College education

How useful is a college diploma? According to The Economist, “A university degree no longer seems to offer much protection from joblessness.”
In the US, college education no longer seems worth the heavy debt load students end up with.
Times are getting hard even for middle-class Americans. Current generations find it necessary to live with their parents after graduation because they can’t afford the ever-rising cost of living, if they even get a job at all.
A college degree had always been the dream of many Filipinos as their means to break out of poverty. But diploma mills give them diplomas with little value in the job market.
We have this never-ending paradox of college graduates struggling to find jobs while industries struggle to find job applicants with the skills they need.
The Philippine Business for Education has consistently highlighted a significant disconnect between what schools teach and what employers require. PBEd sees a structural failure in the education-to-employment pipeline.
A few weeks ago, the Commission on Higher Education attempted to revise the general education (GE) curriculum for college education. CHED wanted to make graduates more employable and avoid redundancy of subjects already taken up in Senior High School.
However, it triggered an intense backlash from top universities, faculty unions and student groups. CHED was forced to retreat.
Elite universities argued that higher education must promote holistic human development. They warned that a “short-term” focus on workplace demands strips students of the moral judgment and critical thinking needed to navigate a society plagued by disinformation and rapid AI adoption.

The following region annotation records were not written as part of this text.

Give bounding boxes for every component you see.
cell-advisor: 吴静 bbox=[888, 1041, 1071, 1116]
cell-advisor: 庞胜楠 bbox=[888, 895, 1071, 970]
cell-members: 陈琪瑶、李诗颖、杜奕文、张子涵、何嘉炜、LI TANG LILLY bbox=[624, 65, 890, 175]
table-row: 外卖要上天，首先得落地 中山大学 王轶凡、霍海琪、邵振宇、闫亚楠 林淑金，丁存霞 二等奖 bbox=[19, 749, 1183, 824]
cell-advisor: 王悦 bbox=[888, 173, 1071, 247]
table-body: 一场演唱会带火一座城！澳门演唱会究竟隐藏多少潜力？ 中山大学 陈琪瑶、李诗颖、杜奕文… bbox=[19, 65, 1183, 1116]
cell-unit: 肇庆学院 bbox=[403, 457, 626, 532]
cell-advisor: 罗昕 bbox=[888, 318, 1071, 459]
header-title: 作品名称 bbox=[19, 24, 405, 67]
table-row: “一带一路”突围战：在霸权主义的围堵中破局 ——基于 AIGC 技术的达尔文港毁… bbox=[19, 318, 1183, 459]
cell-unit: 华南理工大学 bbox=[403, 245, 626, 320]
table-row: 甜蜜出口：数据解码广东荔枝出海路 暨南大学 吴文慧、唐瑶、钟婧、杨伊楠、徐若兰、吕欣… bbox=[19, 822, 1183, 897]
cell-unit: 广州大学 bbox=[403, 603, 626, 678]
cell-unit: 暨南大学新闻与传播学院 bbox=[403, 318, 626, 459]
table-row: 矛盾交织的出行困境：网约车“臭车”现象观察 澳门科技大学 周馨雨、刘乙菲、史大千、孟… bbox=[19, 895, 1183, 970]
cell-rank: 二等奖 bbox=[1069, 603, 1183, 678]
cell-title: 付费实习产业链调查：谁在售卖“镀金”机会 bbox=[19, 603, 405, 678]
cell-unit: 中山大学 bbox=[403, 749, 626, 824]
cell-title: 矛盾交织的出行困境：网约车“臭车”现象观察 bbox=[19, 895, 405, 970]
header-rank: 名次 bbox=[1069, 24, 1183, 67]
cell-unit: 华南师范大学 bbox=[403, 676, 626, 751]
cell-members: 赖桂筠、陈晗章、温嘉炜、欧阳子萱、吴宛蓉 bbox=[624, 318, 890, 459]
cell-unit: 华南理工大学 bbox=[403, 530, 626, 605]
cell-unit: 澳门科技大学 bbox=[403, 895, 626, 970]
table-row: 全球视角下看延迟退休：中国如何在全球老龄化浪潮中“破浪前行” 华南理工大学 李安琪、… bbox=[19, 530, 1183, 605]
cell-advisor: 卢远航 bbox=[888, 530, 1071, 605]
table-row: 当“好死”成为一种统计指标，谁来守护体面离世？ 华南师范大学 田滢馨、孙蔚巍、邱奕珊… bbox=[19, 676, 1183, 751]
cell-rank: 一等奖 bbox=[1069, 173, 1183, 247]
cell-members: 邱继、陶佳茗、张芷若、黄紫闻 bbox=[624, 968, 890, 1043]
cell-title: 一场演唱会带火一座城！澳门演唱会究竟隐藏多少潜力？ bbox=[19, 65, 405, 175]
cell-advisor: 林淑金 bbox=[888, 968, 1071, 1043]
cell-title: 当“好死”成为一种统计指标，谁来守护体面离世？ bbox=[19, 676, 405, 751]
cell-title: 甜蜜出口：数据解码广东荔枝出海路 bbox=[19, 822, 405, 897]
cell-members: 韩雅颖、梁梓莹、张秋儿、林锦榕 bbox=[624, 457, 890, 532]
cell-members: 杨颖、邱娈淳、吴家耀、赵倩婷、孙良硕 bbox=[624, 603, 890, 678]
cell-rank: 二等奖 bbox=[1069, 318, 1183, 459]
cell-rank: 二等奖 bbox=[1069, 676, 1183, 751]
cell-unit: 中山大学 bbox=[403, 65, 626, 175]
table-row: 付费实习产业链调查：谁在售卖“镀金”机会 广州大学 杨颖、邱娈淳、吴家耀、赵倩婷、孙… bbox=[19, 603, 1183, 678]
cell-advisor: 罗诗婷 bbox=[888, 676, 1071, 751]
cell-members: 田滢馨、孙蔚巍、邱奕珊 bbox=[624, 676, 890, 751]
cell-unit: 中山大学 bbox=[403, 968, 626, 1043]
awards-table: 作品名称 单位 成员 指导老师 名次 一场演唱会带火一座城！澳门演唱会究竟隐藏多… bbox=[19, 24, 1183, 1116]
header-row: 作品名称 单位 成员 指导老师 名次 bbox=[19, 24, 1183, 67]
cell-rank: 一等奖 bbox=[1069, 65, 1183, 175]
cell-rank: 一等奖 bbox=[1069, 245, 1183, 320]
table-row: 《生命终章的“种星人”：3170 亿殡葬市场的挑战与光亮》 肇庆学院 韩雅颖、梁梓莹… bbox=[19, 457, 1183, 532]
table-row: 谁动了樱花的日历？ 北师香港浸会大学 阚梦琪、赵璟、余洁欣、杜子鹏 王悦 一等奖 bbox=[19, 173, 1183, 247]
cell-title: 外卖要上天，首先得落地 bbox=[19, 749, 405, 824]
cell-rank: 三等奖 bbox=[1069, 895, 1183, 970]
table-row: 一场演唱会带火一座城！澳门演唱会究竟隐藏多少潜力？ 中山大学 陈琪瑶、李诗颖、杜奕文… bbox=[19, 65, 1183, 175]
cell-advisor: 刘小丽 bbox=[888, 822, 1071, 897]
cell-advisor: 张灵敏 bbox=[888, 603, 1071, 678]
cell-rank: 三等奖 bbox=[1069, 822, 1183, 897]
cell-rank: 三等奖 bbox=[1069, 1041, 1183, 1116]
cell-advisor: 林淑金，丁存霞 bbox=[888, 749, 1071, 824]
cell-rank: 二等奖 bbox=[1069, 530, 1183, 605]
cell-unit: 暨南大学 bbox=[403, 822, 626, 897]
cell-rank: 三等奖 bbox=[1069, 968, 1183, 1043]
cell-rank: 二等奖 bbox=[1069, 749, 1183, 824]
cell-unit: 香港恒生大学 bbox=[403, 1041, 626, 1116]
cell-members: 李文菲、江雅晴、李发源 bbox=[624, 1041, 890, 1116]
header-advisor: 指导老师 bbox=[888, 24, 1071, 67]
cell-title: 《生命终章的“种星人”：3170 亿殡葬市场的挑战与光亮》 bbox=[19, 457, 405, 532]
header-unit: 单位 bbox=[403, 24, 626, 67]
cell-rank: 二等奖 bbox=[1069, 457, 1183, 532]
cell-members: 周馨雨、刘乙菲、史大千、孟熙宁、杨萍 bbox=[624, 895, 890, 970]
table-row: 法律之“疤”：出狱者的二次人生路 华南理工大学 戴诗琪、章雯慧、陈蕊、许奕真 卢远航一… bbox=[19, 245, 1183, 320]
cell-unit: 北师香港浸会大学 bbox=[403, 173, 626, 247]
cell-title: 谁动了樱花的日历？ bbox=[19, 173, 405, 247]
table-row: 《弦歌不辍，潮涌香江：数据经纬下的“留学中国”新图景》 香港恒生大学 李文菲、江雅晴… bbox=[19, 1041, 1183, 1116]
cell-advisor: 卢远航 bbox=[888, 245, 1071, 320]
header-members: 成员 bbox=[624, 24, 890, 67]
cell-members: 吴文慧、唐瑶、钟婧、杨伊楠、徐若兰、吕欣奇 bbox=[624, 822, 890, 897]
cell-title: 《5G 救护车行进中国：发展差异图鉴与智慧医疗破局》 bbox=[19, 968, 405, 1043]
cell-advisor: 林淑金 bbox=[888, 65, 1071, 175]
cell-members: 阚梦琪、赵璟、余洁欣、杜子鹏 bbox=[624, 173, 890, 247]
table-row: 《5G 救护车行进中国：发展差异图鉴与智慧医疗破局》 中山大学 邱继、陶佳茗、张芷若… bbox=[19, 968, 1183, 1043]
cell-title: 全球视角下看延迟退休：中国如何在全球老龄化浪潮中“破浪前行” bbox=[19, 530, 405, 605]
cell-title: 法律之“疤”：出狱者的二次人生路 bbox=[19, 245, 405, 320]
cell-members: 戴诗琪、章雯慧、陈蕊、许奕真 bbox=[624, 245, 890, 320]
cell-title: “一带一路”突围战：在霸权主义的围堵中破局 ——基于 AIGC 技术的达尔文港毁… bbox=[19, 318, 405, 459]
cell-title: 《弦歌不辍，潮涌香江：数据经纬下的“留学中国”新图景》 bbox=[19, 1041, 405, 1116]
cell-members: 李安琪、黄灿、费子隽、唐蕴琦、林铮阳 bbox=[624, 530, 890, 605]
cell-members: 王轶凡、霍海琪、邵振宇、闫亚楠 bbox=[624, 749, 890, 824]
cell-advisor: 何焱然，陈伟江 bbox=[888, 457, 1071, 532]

It isn’t as if our universities are doing a good job of producing graduates with critical-thinking skills. BPOs and corporate employers have been complaining about the inadequacy of college graduates in communication and critical thinking.
As for moral judgment, many of our public officials, especially those educated by our elite universities have obviously failed to imbibe good moral (and ethical) judgment. Those GE college units have been a pure waste of time. Just look at some of our senators.
One other point: Singapore, a city-state with a population less than Metro Manila has two of its universities among the top 12 in the world. The best for us is the University of the Philippines, ranked at #362. At ang yabang pa namin sa Diliman sa lagay na yan.
The more real concern of protesting academics, if they are to be honest, is the threat to their livelihood. Thousands of teachers are at risk of being displaced or seeing their hours heavily slashed if the required GE units are cut in half. Then again, if they are any good, they shouldn’t remain jobless.
CHED has a point. Most students seeking a college diploma want to be quickly hired after graduation. Given our limited economic resources and high unemployment/underemployment, that’s also good for the country.
But it shouldn’t be just one or the other. Many of the “soft skills” businesses demand (critical thinking, communication, problem-solving and emotional intelligence) are exactly what universities mean by developing the “whole man.” The failure lies in how universities teach these concepts theoretically, while businesses need them applied practically.
There’s similar soul-searching in the United States. For a while, a STEM degree was considered the surefire way of landing a job in the tech sector. Not anymore in the age of AI.
Ironically, it’s now being recognized that college courses in philosophy, history or literature help build critical thinking, contextual reasoning and ethical judgment. These skills are essential for evaluating AI-generated work and creating innovative AI prompts.
Today, business and industry need workers with wide-ranging knowledge of human behavior along with enough technical and AI literacy to use AI as a creative tool.
Appreciation of the humanities is useful not just for Silicon Valley jobs.
I recall reading an article about a doctor of medicine in the US with a humanities college degree but who later decided to study medicine. He claims his humanities exposure prepared him to be a better physician, with better abilities to empathize with patients than colleagues with regular pre-med preparations.
While it might seem counterintuitive, there is empirical evidence that validates the claim that pre-med students with a background in the humanities (such as English, philosophy, history or the arts) often exhibit higher levels of empathy, resilience and clinical communication skills compared with their peers who are traditional STEM majors.
Top-tier medical institutions like Harvard, Johns Hopkins and Georgetown have integrated “Medical Humanities” programs. They utilize poetry, art analysis (to improve visual observation during diagnosis) and reflective writing to actively combat the steep drop in empathy that traditionally happens during demanding residency training.
Majoring in literature or history requires students to deeply analyze text, interpret human motivations and imagine themselves in the shoes of diverse characters. The humanities teach students how to operate within gray areas where there are no clear-cut answers.
Maybe the Ateneo School of Medicine program should have chosen a Master’s in Humanities in their program instead of Business Administration. Too many doctors are already very money-oriented, and we need more doctors with more humanity in treating their patients.
It’s the same thing with the BPO industry, our biggest employer. Handling an angry customer complaint requires a great deal of empathy that a STEM major cannot always provide.
Going back to the CHED proposal, we should allow them to pilot test it in a dozen or so universities nationwide to see how it works. The worst thing is to be stuck in controversy and do nothing.
Let the CHED do its work. It will take a few years to make a good assessment, based on empirical data from the pilot test. Not based on the biases of current academics who fear for their jobs.